Design and application of specific 16S rDNA-targeted primers for assessing endophytic diversity in Dendrobium officinale using nested PCR-DGGE.

Novel specific 16S rDNA-targeted primers were successfully designed and applied to the characterization of endophytic diversity in Dendrobium officinale. Using the popular universal bacterial primers 27f/1492r, the fragments of chloroplast and mitochondrion 16S/18S rDNA were amplified from D. officinale. They shared high nucleotide identity with the chloroplast 16S rDNAs (99-100 %) and with the mitochondrion 18S rDNAs (93-100 %) from various plants, respectively, and both shared 73-86 % identities with the bacterial 16S rDNA sequences in GenBank. The current bacterial universal primers, including 27f/1492r, match well with the chloroplast and mitochondrion 16S/18S rDNAs, which accordingly renders these primers not useful for endophytic diversity analysis. Novel 16S rDNA-targeted primers fM1 (5'-CCGCGTGNRBGAHGAAGGYYYT-3') and rC5 (5'-TAATCCTGTTTGCTCC CCAC-3') were designed, which show good specificity compared to the 16S/18S rDNAs of D. officinale, and perfect universality within bacteria except for Cyanobacteria. The primers fM1/rC5, together with 515f-GC/rC5, which overlaps the whole V4 region of 16S rDNA, were subjected to nested polymerase chain reaction denaturing gradient gel electrophoresis (PCR-DGGE) to analyze the diversity of endophytic bacteria in D. officinale from three different sources in China.
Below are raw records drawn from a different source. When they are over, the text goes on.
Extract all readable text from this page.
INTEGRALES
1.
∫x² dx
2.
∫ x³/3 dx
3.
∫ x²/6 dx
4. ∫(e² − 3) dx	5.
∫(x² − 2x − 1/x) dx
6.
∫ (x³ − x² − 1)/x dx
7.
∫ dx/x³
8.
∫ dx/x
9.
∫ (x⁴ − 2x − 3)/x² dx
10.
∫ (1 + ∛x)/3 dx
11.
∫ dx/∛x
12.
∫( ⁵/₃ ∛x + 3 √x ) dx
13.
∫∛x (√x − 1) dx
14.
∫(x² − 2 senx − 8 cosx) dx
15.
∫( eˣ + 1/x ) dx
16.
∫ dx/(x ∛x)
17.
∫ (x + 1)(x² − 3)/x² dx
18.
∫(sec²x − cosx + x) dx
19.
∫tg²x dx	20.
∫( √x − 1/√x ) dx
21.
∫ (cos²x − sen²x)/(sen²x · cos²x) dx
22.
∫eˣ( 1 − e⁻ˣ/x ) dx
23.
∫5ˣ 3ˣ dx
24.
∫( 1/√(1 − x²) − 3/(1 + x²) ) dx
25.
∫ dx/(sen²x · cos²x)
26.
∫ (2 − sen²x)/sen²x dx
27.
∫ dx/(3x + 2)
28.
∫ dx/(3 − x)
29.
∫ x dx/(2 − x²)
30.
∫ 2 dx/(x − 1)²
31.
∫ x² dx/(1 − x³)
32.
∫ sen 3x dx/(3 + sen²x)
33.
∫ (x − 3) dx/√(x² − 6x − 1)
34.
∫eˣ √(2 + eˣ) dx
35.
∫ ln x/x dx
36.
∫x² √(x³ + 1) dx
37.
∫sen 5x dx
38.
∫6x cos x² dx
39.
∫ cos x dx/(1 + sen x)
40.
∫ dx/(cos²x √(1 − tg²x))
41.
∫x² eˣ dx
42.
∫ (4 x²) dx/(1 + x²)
The results showed diversities in roots and stems of the plants from all three locations. Altogether, 29 bands were identified as bacteria, with the dominant group being Proteobacteria and the dominant genus being Burkholderia, some of which commonly has the function of nitrogen fixation and thus may play potentially important roles in D. officinale. Therefore, the nested PCR-DGGE method based on the novel primers provides a good alternative for investigating the communities and roles of endophytes in D. officinale.